Antibodies are the body’s natural immune defense against invading pathogens. They are produced by specific cells of the immune system termed B cells. When an infection of the body occurs, the immune system takes note. After a brief time, when the front line defenses of the immune system battle the infection, [termed the innate immune response- the first line of battle], the cellular part of the fight takes over [the adaptive response]. The adaptive immune response involves antigen presenting cells, T and B cells. Very briefly, what happens within your body when an infection occurs is this: Circulating “detectives” called macrophages and dendritic cells find the infection and literally eat it or eat cells infected [in the case of a viral infection]. The cells then “present” specific protein parts of the eaten pathogen [bacteria or virus–called antigens] to cells called T and B cells. This is a call to arms: this is literally a scream saying “time to kick butt” by the immune system. The T cells are activated by the B cells upon finding the presenting antigen. The B cells then decide that they can better fight by changing themselves into a plasma cell. This is where the action happens. The B cell changes into a protein pumping machine, the protein being antibodies. The antibodies then go find from the blood the pathogen that the original antigen presenting cells early in the infection encountered. When the antibodies find their target, they bind to it and mark it for death. Think of this as a ball with toilet plungers attached. The wooden handle is what tells the immune system, “this thing needs to die”.
This is the basic theory behind monoclonal cancer therapy. Except in the context of monoclonal antibody cancer treatment, the antibodies are produced to a single epitope (a particular protein that the immune system readily sees from a cancer cell). These cells are then taken into the laboratory, grown and stimulated to produce a single antibody that “sees” a cancer cell.
An example of monoclonal antibody treatment in cancer is Herceptin. Herceptin is a monoclonal antibody specific for an antigen called HER2. HER2 is a protein that is more prevalent on cancer cells of the breast than in normal cells. This protein is from a family of receptors that tells normal cells to grow. The drug then takes advantage of this and can specifically target cancer cells of the breast in order to kill them. This drug too has side effects of being NOT heart friendly.

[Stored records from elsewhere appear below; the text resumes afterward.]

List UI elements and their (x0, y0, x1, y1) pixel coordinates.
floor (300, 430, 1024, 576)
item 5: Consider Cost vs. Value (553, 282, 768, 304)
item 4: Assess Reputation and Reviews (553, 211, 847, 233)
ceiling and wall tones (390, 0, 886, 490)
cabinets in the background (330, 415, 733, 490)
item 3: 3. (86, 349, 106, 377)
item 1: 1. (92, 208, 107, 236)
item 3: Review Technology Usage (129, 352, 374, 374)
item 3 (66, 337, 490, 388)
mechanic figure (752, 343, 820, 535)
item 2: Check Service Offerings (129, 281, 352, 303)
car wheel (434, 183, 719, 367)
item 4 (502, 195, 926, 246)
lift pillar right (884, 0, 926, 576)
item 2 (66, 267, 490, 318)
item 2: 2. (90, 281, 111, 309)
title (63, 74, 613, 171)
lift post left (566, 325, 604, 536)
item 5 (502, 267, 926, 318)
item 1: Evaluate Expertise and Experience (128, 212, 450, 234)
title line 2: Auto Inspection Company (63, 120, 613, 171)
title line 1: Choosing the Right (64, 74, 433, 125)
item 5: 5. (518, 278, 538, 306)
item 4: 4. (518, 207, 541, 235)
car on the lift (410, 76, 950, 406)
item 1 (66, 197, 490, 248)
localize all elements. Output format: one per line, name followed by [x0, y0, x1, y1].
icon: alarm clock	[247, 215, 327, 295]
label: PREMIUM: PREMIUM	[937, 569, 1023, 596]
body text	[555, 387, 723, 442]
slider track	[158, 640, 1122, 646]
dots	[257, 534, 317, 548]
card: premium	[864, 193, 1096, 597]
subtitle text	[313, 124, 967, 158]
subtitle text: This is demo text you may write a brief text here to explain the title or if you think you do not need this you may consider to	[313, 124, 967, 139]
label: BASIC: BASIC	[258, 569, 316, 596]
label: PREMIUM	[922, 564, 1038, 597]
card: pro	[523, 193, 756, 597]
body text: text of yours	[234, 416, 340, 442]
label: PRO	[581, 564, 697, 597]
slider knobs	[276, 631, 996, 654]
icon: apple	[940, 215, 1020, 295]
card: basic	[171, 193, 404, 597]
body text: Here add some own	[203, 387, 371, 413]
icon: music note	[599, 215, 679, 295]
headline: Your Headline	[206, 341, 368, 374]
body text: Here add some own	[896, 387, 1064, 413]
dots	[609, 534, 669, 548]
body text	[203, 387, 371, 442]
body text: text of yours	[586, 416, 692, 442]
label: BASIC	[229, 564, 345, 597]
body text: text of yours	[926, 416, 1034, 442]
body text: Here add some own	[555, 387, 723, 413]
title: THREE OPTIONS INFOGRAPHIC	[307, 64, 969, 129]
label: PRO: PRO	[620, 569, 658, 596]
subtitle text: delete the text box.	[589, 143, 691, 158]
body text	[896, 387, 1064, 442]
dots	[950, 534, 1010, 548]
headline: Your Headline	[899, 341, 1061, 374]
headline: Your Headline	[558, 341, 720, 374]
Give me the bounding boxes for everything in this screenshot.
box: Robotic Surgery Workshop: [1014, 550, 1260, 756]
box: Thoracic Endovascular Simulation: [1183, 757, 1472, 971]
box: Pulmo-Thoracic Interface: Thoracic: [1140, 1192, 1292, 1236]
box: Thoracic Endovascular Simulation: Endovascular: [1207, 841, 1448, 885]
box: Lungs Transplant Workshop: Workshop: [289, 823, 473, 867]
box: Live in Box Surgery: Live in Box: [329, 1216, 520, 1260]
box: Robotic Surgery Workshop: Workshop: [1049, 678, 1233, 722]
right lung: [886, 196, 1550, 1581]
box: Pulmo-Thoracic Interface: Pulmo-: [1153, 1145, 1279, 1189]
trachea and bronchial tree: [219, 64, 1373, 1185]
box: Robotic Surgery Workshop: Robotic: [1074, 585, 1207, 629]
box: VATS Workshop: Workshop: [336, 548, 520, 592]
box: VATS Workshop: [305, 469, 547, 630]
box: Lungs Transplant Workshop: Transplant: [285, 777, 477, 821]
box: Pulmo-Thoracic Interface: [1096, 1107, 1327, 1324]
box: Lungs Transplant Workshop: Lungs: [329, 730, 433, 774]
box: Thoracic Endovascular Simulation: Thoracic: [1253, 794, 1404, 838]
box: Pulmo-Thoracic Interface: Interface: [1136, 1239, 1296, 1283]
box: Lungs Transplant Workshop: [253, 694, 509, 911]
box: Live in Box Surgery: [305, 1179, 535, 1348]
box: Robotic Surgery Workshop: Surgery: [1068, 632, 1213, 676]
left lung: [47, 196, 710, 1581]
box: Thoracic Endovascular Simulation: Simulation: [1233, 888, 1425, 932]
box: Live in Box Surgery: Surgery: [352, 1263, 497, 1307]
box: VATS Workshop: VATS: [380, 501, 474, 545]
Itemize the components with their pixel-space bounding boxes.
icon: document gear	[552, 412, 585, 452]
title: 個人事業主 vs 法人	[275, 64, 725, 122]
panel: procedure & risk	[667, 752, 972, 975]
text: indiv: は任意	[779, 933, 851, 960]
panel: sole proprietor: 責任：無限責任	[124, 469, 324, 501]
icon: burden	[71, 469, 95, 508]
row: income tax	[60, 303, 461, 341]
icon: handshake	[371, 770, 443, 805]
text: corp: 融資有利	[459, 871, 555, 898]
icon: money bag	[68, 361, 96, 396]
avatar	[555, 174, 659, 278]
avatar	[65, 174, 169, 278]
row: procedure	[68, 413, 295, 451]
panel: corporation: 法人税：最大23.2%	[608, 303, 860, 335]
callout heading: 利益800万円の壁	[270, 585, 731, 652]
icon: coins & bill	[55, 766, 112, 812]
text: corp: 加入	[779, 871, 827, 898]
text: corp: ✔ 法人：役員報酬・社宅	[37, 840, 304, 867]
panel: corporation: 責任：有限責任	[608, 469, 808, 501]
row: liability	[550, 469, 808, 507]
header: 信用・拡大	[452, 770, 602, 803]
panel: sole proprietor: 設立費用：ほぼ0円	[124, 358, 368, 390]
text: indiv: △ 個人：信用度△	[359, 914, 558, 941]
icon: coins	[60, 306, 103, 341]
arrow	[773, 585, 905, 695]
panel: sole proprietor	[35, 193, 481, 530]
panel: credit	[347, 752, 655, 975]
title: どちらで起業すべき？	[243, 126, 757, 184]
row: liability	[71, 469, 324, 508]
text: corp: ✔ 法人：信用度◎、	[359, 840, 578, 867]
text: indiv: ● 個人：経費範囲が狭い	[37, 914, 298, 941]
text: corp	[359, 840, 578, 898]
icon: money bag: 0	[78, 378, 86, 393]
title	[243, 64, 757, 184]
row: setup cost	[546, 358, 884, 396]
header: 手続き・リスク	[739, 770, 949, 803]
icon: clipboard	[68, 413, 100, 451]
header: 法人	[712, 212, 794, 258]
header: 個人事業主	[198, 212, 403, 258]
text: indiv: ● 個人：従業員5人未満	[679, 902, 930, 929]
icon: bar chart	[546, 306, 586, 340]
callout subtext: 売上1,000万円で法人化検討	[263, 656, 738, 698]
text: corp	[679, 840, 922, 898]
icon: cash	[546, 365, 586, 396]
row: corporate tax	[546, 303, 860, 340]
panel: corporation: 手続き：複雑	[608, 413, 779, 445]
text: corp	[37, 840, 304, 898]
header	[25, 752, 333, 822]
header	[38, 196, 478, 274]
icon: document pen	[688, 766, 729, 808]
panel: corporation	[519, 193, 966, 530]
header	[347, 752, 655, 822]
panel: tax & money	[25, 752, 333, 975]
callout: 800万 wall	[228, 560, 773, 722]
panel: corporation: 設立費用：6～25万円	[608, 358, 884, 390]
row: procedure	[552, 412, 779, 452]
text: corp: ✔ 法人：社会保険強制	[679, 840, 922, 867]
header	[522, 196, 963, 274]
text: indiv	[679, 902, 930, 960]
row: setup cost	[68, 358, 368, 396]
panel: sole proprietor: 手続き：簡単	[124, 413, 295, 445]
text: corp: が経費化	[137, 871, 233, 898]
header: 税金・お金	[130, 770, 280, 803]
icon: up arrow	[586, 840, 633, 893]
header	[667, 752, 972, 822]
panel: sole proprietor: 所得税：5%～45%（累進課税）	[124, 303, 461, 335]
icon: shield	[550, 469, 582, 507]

Another good example of neoplastic cancer therapy is the drug termed Rituxan (Rituximab). Rituxan is a monoclonal antibody directed towards the antigen CD20 on circulating lymphocytes of the blood and is indicated for the treatment of non-Hodgkin’s lymphoma. It works by depleting the blood of cells that have over-produced cells that have CD20 on their cell surface. When the antibody binds, like Herceptin, the body sees those cells as foreign and kills them.
So, the question is now that we know what neoplastic antibody therapy is, how does this killing work?
The current research and thinking is that when cancer cells are coated by these antibody drugs, the extending end of the antibody [called the Fc portion] attracts Natural Killer, NK, cells from the immune system. These cells actually have receptors that recognize this very event. When NK cells find antibody coated cells, they bind to them tightly and commence to kill them. The close proximity of the two cells allows the NK cell to release protein degradating enzymes, and other cytotoxic elements to kill the target.
This entire process is termed Antibody Dependent Cellular Toxicity, ADCC.
ADCC is a powerful tool being utilized by numerous biotech companies with the intent to augment the immune response with other, novel drugs. Such drugs that come to mind are TLR agonists, chemotherapy drugs and gene transfer strategies.
Genentech makes Herceptin, while Rituximab is in combination with Biogen Idec/Genentech. Both drugs are multimillion dollar assets to both companies. The side effects of Herceptin have been documented and are under intense research to understand them. Rituxan continues to be a key element to the bottom line of both companies with it’s successful treatments.
Herceptin is produced by Genentech.
Rituxan is another monoclonal antibody treatment indicated for the treatment of lymphoma.